Commensalism


Commensalism is a type of interaction that occurs in biology and consists of one of the parties obtaining some benefit while the other does not, however it is not harmed. This expression comes from the Latin “com mensa” and means “sharing a table”. Originally this ending was used to describe waste food that was used by the second animal, such as scavenging birds that eat what game animals leave behind.

A clear example of this term is the link that lions establish with certain birds such as scavengers, since being in the same area they can take advantage of feeding on the remains of animals that are killed by cats, since these birds do not they know how to hunt

Another type of commensalism relationship is the one that exists between sharks and remoras, these are a species of fish that have a suction cup that allows them to adhere to the bodies of sharks without them noticing, with the aim of feeding on the food scraps they leave behind.

In nature and more so in the animal world there are many of these cases, such as that of the field mice that live in a burrow and inside them there are insects that eat the roots that are there, as well as the remains that these rodents eat, this is a type of commensalism called “tenantism”.

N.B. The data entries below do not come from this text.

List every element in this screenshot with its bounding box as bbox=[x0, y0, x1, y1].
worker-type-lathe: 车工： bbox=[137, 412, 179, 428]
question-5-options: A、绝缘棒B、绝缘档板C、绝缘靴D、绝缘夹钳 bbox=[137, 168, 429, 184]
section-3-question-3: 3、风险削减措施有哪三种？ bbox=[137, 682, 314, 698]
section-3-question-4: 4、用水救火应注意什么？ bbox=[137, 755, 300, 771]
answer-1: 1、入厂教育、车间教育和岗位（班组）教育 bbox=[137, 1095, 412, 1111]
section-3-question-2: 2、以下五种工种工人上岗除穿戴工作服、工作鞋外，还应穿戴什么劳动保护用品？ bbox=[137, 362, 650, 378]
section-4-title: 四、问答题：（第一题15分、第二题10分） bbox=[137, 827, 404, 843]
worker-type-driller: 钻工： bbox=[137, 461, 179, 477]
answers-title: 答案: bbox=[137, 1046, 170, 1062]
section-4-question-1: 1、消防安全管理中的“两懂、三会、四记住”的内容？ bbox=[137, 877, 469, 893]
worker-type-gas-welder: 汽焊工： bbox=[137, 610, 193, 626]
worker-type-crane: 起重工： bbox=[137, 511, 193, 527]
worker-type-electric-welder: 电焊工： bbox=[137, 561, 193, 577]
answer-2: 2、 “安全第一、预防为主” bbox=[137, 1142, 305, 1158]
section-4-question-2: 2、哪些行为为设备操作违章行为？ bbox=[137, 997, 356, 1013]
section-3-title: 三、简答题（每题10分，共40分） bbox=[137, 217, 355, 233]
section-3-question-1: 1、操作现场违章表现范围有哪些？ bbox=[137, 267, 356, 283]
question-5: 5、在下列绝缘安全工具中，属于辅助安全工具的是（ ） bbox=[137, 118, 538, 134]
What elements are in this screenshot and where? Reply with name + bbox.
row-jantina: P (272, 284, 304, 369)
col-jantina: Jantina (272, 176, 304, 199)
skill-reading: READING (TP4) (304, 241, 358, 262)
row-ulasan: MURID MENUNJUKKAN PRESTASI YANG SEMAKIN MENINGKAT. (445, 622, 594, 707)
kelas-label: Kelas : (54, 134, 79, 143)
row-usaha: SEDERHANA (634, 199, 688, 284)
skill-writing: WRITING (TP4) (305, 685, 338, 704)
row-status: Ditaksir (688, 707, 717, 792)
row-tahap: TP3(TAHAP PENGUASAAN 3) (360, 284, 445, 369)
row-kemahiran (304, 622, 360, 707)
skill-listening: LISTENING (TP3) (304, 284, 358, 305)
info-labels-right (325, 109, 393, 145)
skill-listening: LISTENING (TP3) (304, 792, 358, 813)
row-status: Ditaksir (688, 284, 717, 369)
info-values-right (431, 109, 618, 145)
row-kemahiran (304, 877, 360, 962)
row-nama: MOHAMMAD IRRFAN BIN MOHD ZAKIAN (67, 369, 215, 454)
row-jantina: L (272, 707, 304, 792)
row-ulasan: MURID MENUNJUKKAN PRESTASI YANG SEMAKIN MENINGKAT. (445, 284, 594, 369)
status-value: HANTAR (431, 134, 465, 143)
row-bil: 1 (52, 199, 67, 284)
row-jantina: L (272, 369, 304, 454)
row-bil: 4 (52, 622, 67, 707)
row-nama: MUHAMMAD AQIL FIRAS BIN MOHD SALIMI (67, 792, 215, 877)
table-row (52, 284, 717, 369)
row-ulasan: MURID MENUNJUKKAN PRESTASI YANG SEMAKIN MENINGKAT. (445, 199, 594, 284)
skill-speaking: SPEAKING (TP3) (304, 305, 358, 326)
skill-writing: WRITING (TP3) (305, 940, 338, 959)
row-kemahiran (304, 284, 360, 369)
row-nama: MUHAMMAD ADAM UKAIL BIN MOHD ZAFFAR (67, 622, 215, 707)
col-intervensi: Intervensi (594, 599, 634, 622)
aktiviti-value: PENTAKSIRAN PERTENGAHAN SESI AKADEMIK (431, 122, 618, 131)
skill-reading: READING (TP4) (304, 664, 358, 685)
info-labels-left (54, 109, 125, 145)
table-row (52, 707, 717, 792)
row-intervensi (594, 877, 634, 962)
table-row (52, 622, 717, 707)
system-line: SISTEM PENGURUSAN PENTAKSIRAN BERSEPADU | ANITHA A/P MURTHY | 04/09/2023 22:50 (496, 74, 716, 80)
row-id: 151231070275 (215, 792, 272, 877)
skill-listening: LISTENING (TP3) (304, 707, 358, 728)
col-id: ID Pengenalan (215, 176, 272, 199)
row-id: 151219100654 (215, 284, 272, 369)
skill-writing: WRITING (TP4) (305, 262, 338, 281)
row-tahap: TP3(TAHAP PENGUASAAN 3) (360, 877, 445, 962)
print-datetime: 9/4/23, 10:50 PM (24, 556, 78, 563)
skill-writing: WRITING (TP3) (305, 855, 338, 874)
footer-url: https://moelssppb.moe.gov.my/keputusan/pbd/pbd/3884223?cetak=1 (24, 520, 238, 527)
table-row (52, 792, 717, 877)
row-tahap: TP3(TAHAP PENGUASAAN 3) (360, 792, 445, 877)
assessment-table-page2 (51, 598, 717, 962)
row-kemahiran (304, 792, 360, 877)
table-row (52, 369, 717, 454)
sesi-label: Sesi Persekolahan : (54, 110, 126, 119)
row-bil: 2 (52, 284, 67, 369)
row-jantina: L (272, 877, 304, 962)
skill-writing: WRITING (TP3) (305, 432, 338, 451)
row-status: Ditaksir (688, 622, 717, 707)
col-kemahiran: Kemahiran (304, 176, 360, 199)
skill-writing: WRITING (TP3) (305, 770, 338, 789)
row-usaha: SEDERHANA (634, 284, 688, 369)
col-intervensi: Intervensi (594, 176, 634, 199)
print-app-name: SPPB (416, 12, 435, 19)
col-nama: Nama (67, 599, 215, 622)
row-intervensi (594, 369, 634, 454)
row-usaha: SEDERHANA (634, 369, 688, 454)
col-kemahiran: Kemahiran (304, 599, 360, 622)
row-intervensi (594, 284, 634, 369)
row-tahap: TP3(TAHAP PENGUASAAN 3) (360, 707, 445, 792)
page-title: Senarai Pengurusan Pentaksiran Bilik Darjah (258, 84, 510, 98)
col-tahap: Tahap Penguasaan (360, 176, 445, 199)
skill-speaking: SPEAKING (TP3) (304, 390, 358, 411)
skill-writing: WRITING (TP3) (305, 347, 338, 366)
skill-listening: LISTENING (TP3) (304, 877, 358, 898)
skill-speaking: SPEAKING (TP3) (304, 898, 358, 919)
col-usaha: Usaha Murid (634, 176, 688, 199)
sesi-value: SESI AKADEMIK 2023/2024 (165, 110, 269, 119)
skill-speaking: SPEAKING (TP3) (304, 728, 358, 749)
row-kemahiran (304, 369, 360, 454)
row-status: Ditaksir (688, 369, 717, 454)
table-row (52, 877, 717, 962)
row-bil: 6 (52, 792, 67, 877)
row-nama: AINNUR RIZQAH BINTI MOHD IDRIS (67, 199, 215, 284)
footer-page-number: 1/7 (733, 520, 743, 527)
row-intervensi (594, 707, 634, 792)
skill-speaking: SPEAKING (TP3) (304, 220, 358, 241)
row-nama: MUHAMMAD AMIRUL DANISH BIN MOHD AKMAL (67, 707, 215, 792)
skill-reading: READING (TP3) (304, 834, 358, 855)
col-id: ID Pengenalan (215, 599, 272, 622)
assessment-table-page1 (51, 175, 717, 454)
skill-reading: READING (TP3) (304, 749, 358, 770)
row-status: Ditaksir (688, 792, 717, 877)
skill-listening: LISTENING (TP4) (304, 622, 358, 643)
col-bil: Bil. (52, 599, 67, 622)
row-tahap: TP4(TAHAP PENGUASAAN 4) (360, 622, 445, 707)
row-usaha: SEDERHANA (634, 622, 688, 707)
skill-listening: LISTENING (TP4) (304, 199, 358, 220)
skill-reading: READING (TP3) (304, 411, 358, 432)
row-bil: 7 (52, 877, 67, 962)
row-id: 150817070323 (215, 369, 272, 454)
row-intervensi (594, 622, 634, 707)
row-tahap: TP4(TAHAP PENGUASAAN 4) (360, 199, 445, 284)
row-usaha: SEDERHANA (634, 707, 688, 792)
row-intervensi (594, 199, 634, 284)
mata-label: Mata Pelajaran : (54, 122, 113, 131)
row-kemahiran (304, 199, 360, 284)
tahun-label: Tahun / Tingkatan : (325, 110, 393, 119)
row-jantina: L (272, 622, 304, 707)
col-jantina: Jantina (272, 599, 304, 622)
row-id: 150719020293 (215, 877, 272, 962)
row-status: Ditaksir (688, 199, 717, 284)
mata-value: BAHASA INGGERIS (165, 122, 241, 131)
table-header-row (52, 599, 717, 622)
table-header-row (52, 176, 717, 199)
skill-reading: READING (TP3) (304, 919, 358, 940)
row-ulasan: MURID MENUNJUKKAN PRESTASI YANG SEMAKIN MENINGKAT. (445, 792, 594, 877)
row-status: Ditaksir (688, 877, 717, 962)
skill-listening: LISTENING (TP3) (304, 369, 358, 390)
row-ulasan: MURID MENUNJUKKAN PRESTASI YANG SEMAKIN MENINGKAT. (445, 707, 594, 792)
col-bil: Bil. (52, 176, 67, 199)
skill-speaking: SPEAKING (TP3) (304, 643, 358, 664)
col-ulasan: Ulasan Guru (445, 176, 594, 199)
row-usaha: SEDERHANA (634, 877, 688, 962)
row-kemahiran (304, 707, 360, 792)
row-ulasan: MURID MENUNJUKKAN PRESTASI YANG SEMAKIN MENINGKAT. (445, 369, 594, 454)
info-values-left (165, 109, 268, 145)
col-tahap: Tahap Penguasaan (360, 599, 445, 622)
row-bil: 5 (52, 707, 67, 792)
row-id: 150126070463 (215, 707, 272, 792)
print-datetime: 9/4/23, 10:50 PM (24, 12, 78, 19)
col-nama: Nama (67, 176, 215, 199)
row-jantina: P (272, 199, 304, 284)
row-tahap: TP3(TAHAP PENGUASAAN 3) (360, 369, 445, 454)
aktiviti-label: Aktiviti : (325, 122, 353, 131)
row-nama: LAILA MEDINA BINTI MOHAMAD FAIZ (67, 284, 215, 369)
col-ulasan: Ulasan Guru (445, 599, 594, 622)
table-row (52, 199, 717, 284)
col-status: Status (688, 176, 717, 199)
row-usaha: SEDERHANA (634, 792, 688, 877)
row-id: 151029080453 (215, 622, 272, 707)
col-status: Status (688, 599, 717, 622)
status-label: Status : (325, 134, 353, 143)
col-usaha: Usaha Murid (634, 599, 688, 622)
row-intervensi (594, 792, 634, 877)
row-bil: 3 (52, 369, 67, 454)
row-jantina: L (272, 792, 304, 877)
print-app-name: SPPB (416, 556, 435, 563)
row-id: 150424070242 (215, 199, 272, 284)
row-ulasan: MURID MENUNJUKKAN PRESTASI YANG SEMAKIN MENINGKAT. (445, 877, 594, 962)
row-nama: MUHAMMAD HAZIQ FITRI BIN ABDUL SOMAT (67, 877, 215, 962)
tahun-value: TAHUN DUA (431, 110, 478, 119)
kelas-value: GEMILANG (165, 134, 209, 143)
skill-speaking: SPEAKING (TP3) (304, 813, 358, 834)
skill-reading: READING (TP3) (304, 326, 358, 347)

Other types are phoresis and antibiosis.

Phoresis is nothing more than the use of a second animal to transport itself, an example of which is fish that move over whales or sharks.

The antibiosis goes beyond the use of another animal since they create a bond but after one of these dies, an example of this is the hermit crab that uses the snail shell to live.

Just as commensalism exists, it is the opposite of amensalism and it is nothing more than the relationship between two living beings where one is harmed thanks to the actions of the other. An example of this is the large trees that block the sunlight from smaller plants, preventing them from living near them.